Management : faire entrer l’entreprise au musée

By / 14th août, 2015 / Art et entreprise / No Comments

L’historienne de l’art qui veut faire entrer l’entreprise au musée

Ecrit le : 4 mars 2015

Hélène Mugnier pratique une bien étrange discipline : la subversion managériale. À l’origine conseillère en mécénat auprès d’entreprises, cette historienne de l’art constatait amèrement que les salariés profitaient rarement des œuvres acquises. De cette frustration est née une idée : lier art et management. Pour cela, elle emmène cadres et patrons dans les musées et les fait se confronter à des œuvres d’art contemporain.

Si « confronter » est le mot, c’est qu’un monochrome, une nature morte cubique ou une sculpture abstraite déstabilisent toujours. Mais surtout, parce la visite est l’occasion d’une rencontre entre deux mondes, l’art et l’entreprise, qui se côtoient peu. Pourtant, l’art, surtout contemporain, peut être utile à l’entreprise car il permet, selon Hélène Mugnier, d’ouvrir un œil neuf sur le monde.

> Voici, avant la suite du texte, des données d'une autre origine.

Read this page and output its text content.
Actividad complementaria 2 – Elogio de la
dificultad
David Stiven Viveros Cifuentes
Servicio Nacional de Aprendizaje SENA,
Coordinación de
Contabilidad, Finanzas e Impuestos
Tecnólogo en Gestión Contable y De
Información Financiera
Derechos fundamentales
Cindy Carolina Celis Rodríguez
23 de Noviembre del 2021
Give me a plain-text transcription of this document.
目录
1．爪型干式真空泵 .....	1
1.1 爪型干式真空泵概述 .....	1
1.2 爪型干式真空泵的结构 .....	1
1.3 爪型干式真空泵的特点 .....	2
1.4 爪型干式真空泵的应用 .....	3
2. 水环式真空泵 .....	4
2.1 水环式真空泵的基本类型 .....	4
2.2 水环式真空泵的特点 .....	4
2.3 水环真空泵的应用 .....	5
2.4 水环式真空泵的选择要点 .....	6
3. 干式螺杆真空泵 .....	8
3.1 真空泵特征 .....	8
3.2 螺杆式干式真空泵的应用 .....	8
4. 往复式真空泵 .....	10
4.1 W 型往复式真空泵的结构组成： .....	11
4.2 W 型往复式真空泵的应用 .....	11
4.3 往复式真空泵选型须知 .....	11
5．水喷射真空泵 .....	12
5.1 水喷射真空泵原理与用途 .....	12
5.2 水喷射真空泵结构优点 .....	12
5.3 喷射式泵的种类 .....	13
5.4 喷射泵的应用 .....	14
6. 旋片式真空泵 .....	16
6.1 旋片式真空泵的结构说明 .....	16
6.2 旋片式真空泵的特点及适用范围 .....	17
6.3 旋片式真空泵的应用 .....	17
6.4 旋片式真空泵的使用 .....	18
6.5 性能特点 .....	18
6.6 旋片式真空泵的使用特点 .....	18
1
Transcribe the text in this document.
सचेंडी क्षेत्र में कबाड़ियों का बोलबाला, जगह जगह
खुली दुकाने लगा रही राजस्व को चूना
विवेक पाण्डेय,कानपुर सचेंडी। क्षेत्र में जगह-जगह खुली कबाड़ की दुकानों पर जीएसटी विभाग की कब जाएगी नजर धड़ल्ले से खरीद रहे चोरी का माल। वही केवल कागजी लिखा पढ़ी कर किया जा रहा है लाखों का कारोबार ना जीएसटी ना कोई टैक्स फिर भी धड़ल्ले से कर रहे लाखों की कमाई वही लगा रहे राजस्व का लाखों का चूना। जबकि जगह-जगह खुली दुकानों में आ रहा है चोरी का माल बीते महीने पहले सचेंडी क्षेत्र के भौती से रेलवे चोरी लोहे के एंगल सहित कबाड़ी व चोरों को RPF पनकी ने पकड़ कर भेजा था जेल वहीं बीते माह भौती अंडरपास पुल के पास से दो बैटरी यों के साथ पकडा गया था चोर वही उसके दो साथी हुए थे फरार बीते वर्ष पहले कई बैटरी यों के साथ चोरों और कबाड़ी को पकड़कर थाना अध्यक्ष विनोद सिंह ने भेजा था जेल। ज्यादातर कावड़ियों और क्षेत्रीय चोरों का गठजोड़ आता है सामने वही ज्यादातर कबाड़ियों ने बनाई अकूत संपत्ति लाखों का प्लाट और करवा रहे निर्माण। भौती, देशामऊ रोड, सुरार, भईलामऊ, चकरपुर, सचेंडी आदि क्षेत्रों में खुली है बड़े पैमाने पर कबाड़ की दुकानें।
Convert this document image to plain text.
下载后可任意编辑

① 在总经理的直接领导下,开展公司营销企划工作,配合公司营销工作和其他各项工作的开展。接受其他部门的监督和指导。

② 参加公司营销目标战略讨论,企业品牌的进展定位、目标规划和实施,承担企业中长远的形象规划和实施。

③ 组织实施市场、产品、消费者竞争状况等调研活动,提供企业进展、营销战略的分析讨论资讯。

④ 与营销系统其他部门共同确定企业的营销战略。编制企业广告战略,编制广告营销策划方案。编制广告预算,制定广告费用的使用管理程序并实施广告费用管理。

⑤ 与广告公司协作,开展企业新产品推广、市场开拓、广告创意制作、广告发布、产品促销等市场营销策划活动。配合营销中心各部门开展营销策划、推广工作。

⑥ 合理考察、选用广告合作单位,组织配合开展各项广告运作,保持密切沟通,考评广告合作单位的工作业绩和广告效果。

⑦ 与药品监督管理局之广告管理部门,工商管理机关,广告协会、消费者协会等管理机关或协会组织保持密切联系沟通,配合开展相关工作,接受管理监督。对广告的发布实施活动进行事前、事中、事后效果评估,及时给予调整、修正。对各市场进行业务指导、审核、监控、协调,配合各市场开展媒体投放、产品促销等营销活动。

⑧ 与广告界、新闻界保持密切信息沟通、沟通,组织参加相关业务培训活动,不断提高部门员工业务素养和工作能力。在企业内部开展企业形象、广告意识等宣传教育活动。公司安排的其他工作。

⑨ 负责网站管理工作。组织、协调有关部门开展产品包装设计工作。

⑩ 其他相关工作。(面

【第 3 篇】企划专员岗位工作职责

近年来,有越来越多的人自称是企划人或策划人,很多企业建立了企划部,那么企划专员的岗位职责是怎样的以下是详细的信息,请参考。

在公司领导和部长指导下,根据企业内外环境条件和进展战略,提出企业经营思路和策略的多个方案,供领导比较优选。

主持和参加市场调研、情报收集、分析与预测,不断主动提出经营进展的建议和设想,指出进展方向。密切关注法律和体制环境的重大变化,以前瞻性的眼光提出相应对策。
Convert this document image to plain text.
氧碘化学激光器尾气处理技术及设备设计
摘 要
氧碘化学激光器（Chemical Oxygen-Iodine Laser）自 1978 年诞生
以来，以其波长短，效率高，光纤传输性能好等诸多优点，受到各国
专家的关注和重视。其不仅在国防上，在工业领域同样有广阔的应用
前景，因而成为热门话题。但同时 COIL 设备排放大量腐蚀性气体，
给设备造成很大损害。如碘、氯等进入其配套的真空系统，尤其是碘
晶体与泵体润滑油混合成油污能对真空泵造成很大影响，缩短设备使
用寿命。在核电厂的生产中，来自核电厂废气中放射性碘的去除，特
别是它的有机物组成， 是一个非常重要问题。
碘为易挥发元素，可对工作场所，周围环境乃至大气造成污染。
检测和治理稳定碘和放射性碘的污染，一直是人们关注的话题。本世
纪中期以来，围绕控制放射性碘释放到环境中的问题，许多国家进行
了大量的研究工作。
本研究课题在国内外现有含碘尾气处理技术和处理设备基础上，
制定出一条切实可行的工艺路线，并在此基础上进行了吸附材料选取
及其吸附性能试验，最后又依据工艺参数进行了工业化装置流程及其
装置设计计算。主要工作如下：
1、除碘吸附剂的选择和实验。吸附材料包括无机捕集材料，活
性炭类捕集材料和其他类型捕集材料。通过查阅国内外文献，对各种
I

Elle veut donc établir des ponts entre le manager et l’artiste.

« Une vision ne vient pas d’en-haut »

« L’artiste est quelqu’un qui a une vision et une telle conviction qu’il arrive à l’exprimer. C’est ce qui manque au management », explique Hélène Mugnier. Après le premier coup d’œil sur une œuvre, les regards s’affutent et petit à petit les participants « mettent des mots sur ce qu’ils ont devant leurs yeux, l’œuvre change de visage ». Inutile d’étaler ses savoirs, de détenir des codes, « finalement, le propos le plus intéressant autour de l’œuvre est le débat avec les autres. […] On se rend compte qu’on ne voit pas tous les mêmes choses. » Sans connaissances ni code, « on peut malgré tout se forger une conviction », assure Hélène Mugnier.

Un débat utile qui permet de démontrer « qu’une vision ne vient pas d’en-haut ». « Nous avons la solution, insiste l’historienne de l’art, il faut accepter le problème, et se faire confiance pour faire émerger la solution en interne », poursuit-elle. L’art contemporain amène aussi à une réflexion sur l’innovation, devenue « course à l’échalote », selon la conférencière, un mythe du renouvellement technique illusoire dont il faut se détacher. « L’artiste contemporain est peu focalisé sur la technique », remarque-t-elle.

À la quête de notre identité professionnelle

Et pourtant, il innove, sans faire du nouveau ou dans la performance technique. Et d’ajouter : « En regardant une œuvre d’art contemporain, on entend souvent ‘cela est ni fait ni à faire’, raconte Hélène Mugnier. En réalité, l’artiste nous amène à mettre le doigt sur la question de l’identité professionnelle. Ce qui nous rend expert aujourd’hui n’est pas facile à nommer. Il n’est pas rare à 50 ans d’avoir derrière soi trois ou quatre vies professionnelles antérieures et l’écart entre le diplôme et ce qui est écrit sur sa carte de visite se creuse. Notre identité professionnelle est malmenée. L’artiste contemporain nous amène à nous questionner : qu’est-ce qui fait notre valeur dans ce que nous produisons ? » Et de conclure : « Notre valeur, c’est notre capacité à apprendre et à créer ».